IFoam position paper

rechtlicher schutz des begriffs "bio" bei textilien

In der Europäischen Union (EU) ist die Verwendung des Begriffs „Bio“ in Bezug auf Textilien nicht auf dieselbe Weise geschützt wie in der Lebensmittelindustrie. Auch die Textilbranche sollte ein einheitliches „Bio“-Siegel bekommen, das die Verwendung des Begriffs „Bio“ im Idealfall über die gesamte Produktions- und Verarbeitungskette schützt.

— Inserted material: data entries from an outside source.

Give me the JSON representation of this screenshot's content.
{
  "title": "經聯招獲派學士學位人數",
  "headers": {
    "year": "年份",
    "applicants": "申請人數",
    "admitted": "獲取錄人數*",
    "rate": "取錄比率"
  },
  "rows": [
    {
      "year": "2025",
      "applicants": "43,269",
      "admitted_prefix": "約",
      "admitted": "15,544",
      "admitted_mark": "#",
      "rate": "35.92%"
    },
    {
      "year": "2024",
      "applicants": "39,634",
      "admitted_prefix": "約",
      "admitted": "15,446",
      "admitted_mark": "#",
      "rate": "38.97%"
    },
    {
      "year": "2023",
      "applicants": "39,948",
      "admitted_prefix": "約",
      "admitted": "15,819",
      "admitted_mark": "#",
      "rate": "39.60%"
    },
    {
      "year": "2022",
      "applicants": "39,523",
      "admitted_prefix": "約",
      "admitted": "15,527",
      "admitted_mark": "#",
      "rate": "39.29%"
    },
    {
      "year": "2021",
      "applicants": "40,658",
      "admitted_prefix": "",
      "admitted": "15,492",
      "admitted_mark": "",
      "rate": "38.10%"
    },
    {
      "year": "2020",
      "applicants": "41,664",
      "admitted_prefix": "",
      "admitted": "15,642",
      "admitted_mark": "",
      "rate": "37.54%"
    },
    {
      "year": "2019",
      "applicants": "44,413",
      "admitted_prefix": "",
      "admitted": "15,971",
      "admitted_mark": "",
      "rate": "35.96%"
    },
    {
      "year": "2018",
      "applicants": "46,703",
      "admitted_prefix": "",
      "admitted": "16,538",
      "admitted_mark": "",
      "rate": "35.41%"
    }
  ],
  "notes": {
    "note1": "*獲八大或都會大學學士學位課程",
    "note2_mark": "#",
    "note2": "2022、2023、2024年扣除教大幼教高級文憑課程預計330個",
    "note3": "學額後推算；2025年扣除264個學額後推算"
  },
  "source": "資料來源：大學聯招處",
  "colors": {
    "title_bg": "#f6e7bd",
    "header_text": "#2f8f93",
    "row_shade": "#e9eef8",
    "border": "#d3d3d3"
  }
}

Warum das so wichtig für die ArbeitnehmerInnen in der Faser- und Textilproduktion ist und was passiert, wenn wir diese Reform nicht durchsetzen, können Sie im Positionspaper der IFOAM Organics Europe nachlesen.

Bild: Organics Europe

die glaubwürdigkeit des bio-siegels schützen

Wegen der fehlenden Regulierung des Begriffs „Bio“ bei Textilien ist es notwendig, die Glaubwürdigkeit bei der Bezeichnung „Bio“ in diesem Sektor sicherzustellen und dass sich das Siegel idealerweise auf die gesamte Produktions- und Verarbeitungskette bezieht, so wie es bei zertifiziert ökologisch erzeugten Lebensmitteln der Fall ist. 

 

Es ist erlaubt, Textilerzeugnisse mit der Bezeichnung "Bio" auszuloben, ohne dass hierfür ein Nachweis für den ökologischen Ursprung und die ökologische Produktion erbracht werden muss. Bio-Fasern, die in ökologischen Anbaubetrieben erzeugt werden, müssen ökologische Anbaustandards/Verordnungen erfüllen und von unabhängigen Kontrollstellen zertifiziert werden. Die weitere textile Verarbeitung und der Handel werden jedoch nicht durch diese Bio-Verordnungen berücksichtigt. 

 

Damit Textilien und Bekleidung aus zertifizierten „Bio-Fasern“ glaubwürdig als „Bio-Textil“ gekennzeichnet werden können, greifen derzeit nur freiwillige Zertifizierungen nach einem angemessenen Verarbeitungsstandard wie z.B. gemäß dem Global Organic Textile Standard (GOTS).

 

IFOAM Organics Europe empfiehlt für die Kennzeichnung von Textilerzeugnissen als "Bio" folgendes:

Die Textilfasern sollten von Rohstoffen stammen, die in Bio-Anbaubetrieben nach weltweit anerkannten Standards des ökologischen Landbaus hergestellt wurden (wie der EU-Öko-Verordnung oder dem US National Organic Programme oder anderen Standards der IFOAM Organics International Family of Standards)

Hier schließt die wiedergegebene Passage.